You are confusing dei (דֵּי) with dai (דַּי). They are kind of the same word, but depending on structure and context mean different things (and are pronounced differently). For example, before a verb, dai requires an infinitive, while dei works with everything else.
- Stop loving! – די לאהוב (dai le'ehov)
- Rather like – די אוהב (dei ohev)
My original comment naturally referred to dei only, which is what appears in this sentence. The other use is not relevant here.
"Quite" can mean either "a bit" or "really a lot" in English, depending on context and intonation. It has both meanings. I don't know if one or the other is falling out of use, but this sentence could mean "Yeah, this colour is all right" or "Ooh, I really rather like this colour".
In American English, "quite like" means something different.
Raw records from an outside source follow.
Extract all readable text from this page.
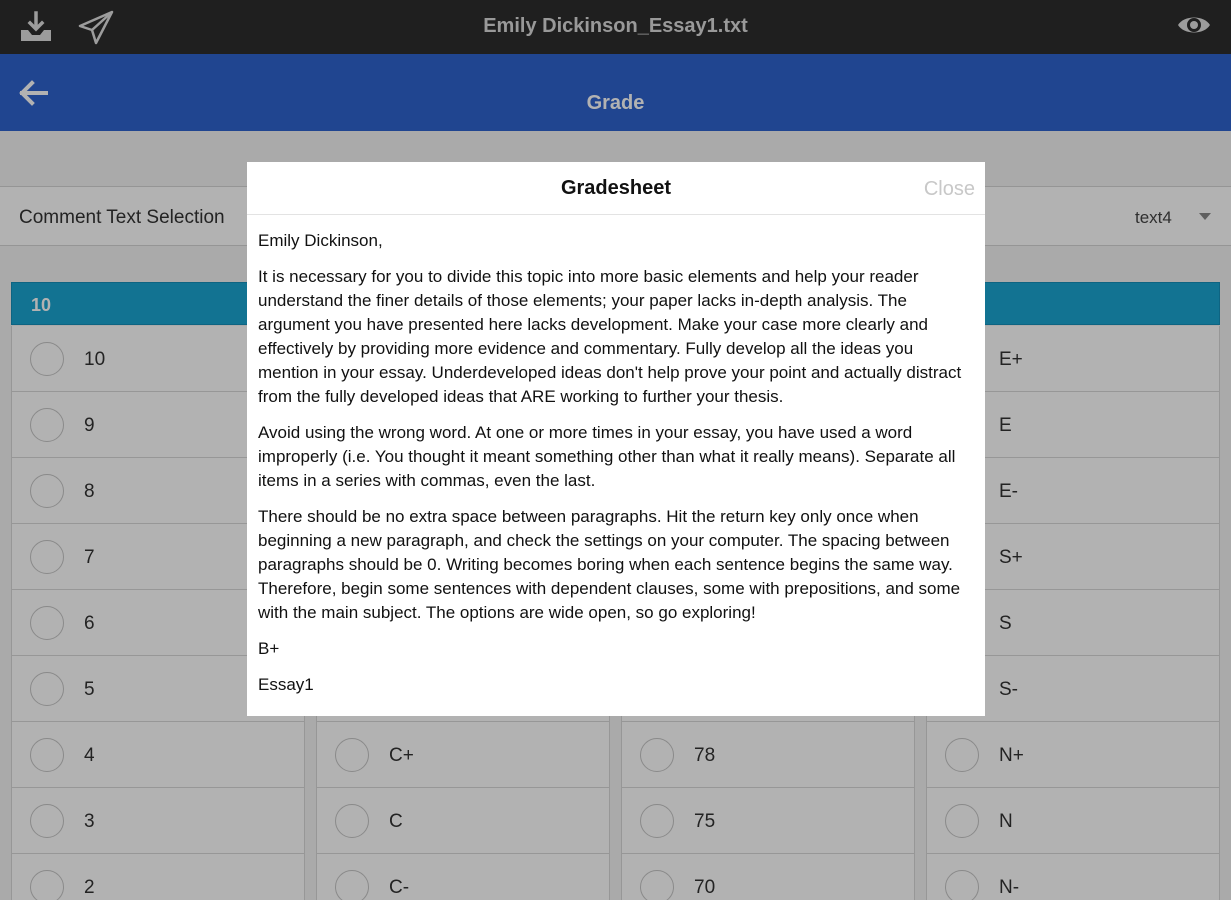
Emily Dickinson_Essay1.txt
Grade
Comment Text Selection	text4
10
10
9
8
7
6
5
4
3
2
C+
C
C-
78
75
70
E+
E
E-
S+
S
S-
N+
N
N-
Gradesheet	Close

Emily Dickinson,

It is necessary for you to divide this topic into more basic elements and help your reader understand the finer details of those elements; your paper lacks in-depth analysis. The argument you have presented here lacks development. Make your case more clearly and effectively by providing more evidence and commentary. Fully develop all the ideas you mention in your essay. Underdeveloped ideas don't help prove your point and actually distract from the fully developed ideas that ARE working to further your thesis.

Avoid using the wrong word. At one or more times in your essay, you have used a word improperly (i.e. You thought it meant something other than what it really means). Separate all items in a series with commas, even the last.

There should be no extra space between paragraphs. Hit the return key only once when beginning a new paragraph, and check the settings on your computer. The spacing between paragraphs should be 0. Writing becomes boring when each sentence begins the same way. Therefore, begin some sentences with dependent clauses, some with prepositions, and some with the main subject. The options are wide open, so go exploring!

B+

Essay1
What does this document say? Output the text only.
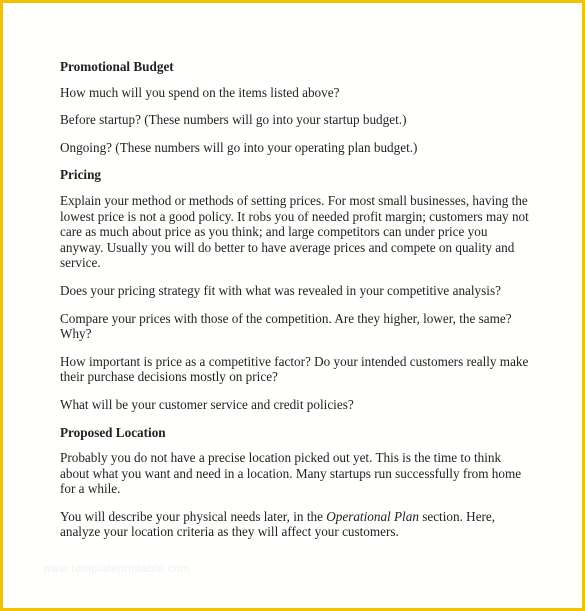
Promotional Budget

How much will you spend on the items listed above?

Before startup? (These numbers will go into your startup budget.)

Ongoing? (These numbers will go into your operating plan budget.)

Pricing

Explain your method or methods of setting prices. For most small businesses, having the lowest price is not a good policy. It robs you of needed profit margin; customers may not care as much about price as you think; and large competitors can under price you anyway. Usually you will do better to have average prices and compete on quality and service.

Does your pricing strategy fit with what was revealed in your competitive analysis?

Compare your prices with those of the competition. Are they higher, lower, the same? Why?

How important is price as a competitive factor? Do your intended customers really make their purchase decisions mostly on price?

What will be your customer service and credit policies?

Proposed Location

Probably you do not have a precise location picked out yet. This is the time to think about what you want and need in a location. Many startups run successfully from home for a while.

You will describe your physical needs later, in the Operational Plan section. Here, analyze your location criteria as they will affect your customers.

www.templateprintable.com
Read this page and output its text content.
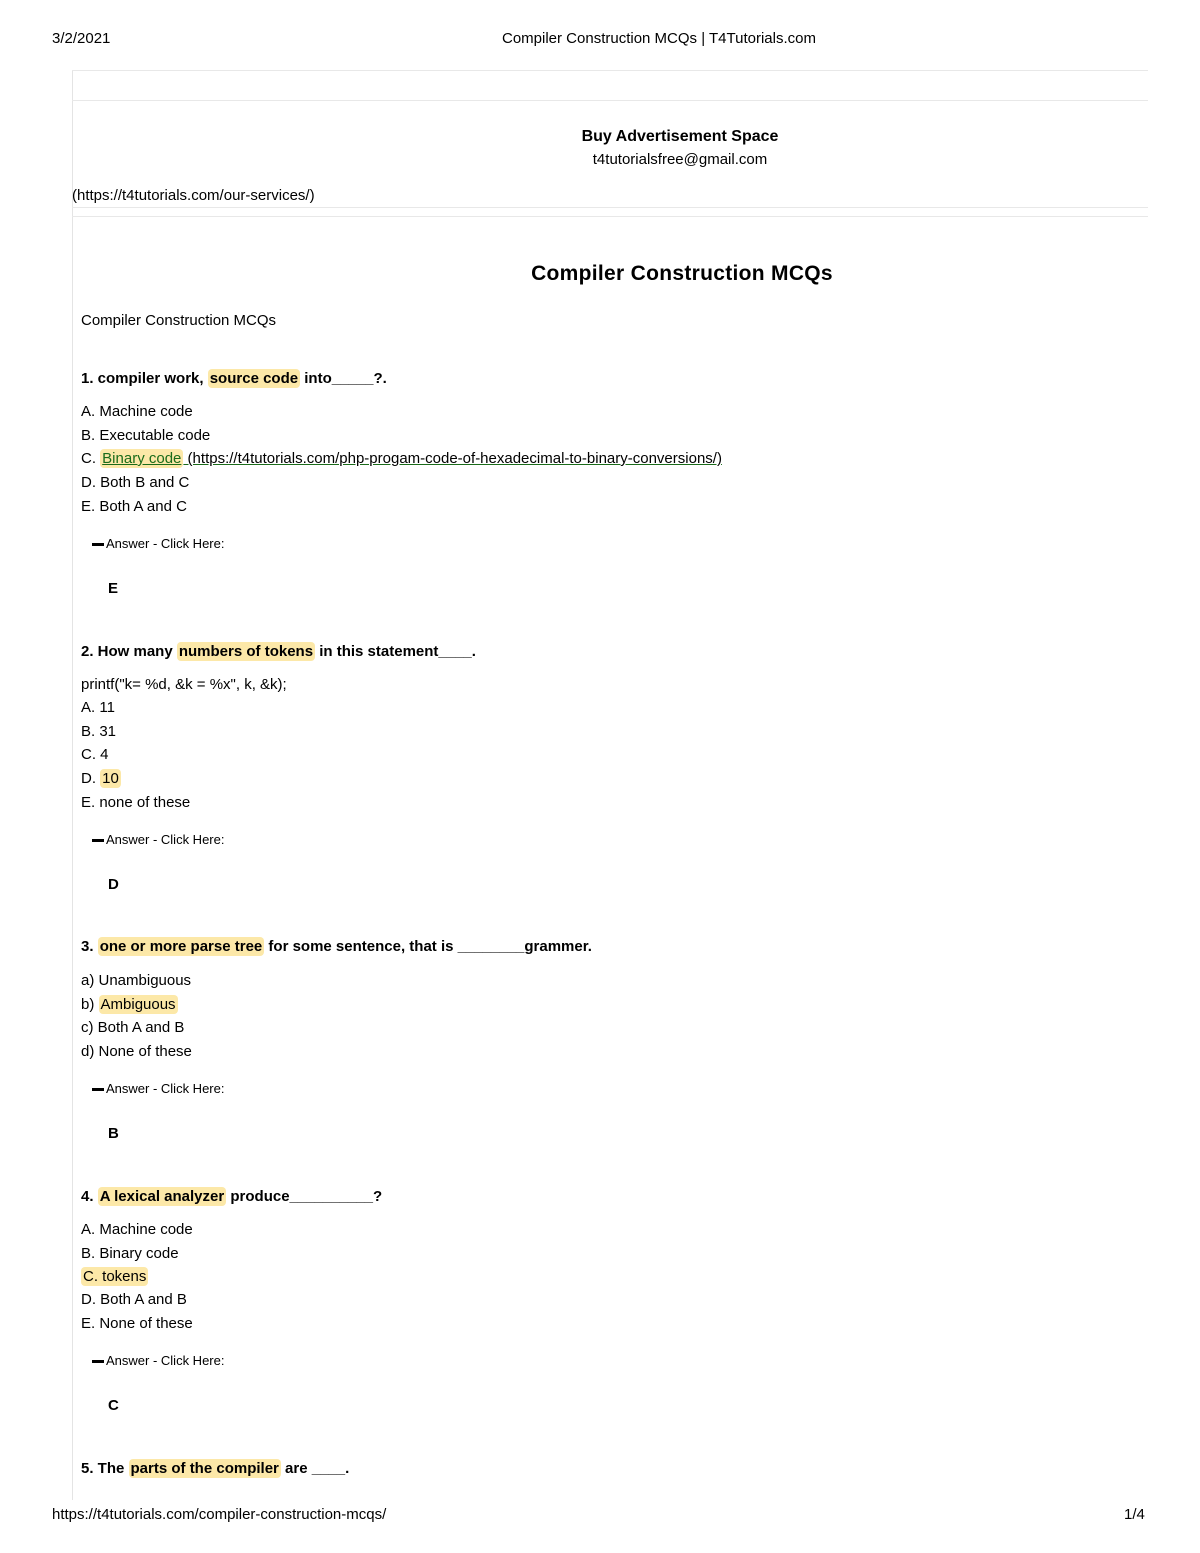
3/2/2021	Compiler Construction MCQs | T4Tutorials.com
https://t4tutorials.com/compiler-construction-mcqs/	1/4
Buy Advertisement Space
t4tutorialsfree@gmail.com
(https://t4tutorials.com/our-services/)
Compiler Construction MCQs
Compiler Construction MCQs
1. compiler work, source code into_____?.
A. Machine code
B. Executable code
C. Binary code (https://t4tutorials.com/php-progam-code-of-hexadecimal-to-binary-conversions/)
D. Both B and C
E. Both A and C
Answer - Click Here:
E
2. How many numbers of tokens in this statement____.
printf("k= %d, &k = %x", k, &k);
A. 11
B. 31
C. 4
D. 10
E. none of these
Answer - Click Here:
D
3. one or more parse tree for some sentence, that is ________grammer.
a) Unambiguous
b) Ambiguous
c) Both A and B
d) None of these
Answer - Click Here:
B
4. A lexical analyzer produce__________?
A. Machine code
B. Binary code
C. tokens
D. Both A and B
E. None of these
Answer - Click Here:
C
5. The parts of the compiler are ____.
In British English it means that you think it's OK, but you've seen better, while in American English it means that you like it a lot. In other words, British "quite good" corresponds to American "pretty good", and American "quite good" corresponds to British "very good".
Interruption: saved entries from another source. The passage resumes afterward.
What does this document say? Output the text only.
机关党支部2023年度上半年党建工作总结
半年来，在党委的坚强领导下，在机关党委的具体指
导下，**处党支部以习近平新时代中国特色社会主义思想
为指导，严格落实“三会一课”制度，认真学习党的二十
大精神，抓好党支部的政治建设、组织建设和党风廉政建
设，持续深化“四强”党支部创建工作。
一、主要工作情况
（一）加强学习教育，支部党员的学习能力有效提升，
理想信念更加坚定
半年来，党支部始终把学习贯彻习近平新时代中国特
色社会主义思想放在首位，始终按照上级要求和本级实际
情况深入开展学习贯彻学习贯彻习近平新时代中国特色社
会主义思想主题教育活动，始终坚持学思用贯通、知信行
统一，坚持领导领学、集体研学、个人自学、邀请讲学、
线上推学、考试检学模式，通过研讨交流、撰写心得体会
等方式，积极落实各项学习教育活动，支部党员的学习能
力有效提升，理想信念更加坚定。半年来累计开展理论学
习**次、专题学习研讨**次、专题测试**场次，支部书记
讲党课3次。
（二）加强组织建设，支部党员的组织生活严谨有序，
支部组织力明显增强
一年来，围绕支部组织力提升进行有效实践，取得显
Which makes "quite" a really bad word to use in translations like this!!! No matter what the sentence means in Hebrew, half the readers will be misled by the translation. (Which doesn't stop DL from using it over and over, almost always with the British meaning intended.) In this case, I'm pretty sure that the Hebrew sentence is supposed to mean "rather like" or "kinda like", not "really like".
Agreed. "kind of like this colour", "kind of like this color", and "quite like this colour" all work. However, "quite like this color" means something different, since in American English "quite" is always an intensifier.
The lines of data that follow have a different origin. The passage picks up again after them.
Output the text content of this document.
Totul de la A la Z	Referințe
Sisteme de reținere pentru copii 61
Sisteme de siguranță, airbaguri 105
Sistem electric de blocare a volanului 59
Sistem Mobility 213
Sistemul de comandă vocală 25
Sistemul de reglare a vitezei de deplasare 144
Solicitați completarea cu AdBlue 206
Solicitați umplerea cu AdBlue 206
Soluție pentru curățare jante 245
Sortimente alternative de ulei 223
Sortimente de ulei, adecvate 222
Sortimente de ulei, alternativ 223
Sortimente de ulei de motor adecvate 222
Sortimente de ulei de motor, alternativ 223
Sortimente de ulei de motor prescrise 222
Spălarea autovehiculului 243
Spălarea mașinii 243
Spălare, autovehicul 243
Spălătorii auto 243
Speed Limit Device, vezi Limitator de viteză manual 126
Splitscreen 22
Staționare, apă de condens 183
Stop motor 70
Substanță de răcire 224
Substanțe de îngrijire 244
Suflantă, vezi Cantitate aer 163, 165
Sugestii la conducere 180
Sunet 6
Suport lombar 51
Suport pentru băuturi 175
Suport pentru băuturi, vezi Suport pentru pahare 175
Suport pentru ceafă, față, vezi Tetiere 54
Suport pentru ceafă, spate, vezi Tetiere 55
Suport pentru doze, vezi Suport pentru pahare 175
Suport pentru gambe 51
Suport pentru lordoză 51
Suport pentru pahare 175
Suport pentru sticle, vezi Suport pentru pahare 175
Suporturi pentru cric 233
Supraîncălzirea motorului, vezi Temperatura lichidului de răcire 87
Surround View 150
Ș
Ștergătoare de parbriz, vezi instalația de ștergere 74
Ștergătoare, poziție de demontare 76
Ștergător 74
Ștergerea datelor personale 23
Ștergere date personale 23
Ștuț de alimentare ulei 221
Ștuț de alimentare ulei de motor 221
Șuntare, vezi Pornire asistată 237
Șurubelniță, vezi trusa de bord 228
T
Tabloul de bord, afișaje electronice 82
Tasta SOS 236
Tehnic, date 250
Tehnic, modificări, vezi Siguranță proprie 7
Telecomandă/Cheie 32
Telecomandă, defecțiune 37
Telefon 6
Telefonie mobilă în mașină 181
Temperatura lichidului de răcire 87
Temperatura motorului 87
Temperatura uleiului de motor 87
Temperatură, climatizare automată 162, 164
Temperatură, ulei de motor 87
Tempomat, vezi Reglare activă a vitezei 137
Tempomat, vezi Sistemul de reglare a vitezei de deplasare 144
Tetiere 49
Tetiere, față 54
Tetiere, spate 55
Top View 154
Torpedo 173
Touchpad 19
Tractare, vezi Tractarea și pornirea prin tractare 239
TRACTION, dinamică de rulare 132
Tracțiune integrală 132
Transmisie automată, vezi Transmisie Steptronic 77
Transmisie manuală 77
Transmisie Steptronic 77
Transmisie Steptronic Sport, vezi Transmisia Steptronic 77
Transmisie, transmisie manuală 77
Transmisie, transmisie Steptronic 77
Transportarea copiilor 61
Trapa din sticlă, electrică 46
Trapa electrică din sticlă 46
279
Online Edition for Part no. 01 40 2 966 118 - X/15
As often happens, DL picked the one wrong answer and made it the official translation.
ahh kind of. די is a word that refers to a sufficient amount of something. this word is used in the Bible in two slightly different variations, one of them prononced like the english word "day" (דֵי) and it is the same kind of די that appears in this exercise, the other one is prononced dai' (דַי) and it means "no more" "enough".